Hello, giles84!

I assume you understand "bearings."

An airplane leaves an airport on a bearing of 45°.

After flying for 65 km, the airplane turns and flies on a bearing of 240° for 62 km.

To the nearest km, how far is the airplane fom the airport?

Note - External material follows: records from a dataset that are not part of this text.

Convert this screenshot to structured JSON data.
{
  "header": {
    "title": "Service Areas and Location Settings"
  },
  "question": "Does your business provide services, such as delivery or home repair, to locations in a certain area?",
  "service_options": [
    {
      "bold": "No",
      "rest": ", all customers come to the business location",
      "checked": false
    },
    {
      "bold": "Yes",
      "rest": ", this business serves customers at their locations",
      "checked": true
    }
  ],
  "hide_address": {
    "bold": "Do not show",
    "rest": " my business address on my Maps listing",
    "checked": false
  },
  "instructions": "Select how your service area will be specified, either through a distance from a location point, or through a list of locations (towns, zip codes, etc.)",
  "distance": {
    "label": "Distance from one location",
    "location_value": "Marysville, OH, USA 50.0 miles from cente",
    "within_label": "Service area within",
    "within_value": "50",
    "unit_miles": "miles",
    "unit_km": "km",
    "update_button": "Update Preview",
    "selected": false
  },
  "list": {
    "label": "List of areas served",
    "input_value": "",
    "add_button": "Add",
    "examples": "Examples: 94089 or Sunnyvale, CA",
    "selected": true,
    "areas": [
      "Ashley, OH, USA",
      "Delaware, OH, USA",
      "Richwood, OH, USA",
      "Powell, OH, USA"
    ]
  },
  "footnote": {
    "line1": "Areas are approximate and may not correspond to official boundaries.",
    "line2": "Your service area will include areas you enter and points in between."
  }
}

It leaves the airport $\displaystyle A$ on a bearing of 45° and flies 65 km to $\displaystyle B.$ Code:

o B
* :
*45°:
* :
*
*
*
: * 65
: *
: *
:45°*
: *
o
A

Then it flies on a heading of 240° for 62 km to $\displaystyle P.$ Code:

:
120° :
o B
* 240°
62 *
*
*
*
P o

The final diagram looks like this: Code:

:
120° :
o B
* * :
62 * * :
* 15° * 45° :
* * :
* *
P o *
* * 65
* : *
* : *
* :45°*
*: *
o
A

We find that $\displaystyle \angle PBA = 15^o$

And we can use the Law of Cosines.

$\displaystyle PA^2 \;=\;65^2 + 62^2 - 2(65)(62)\cos15^o \;=\;283.6378401$

Therefore: .$\displaystyle PA \;=\;16.841552 \;\approx\;17$ km.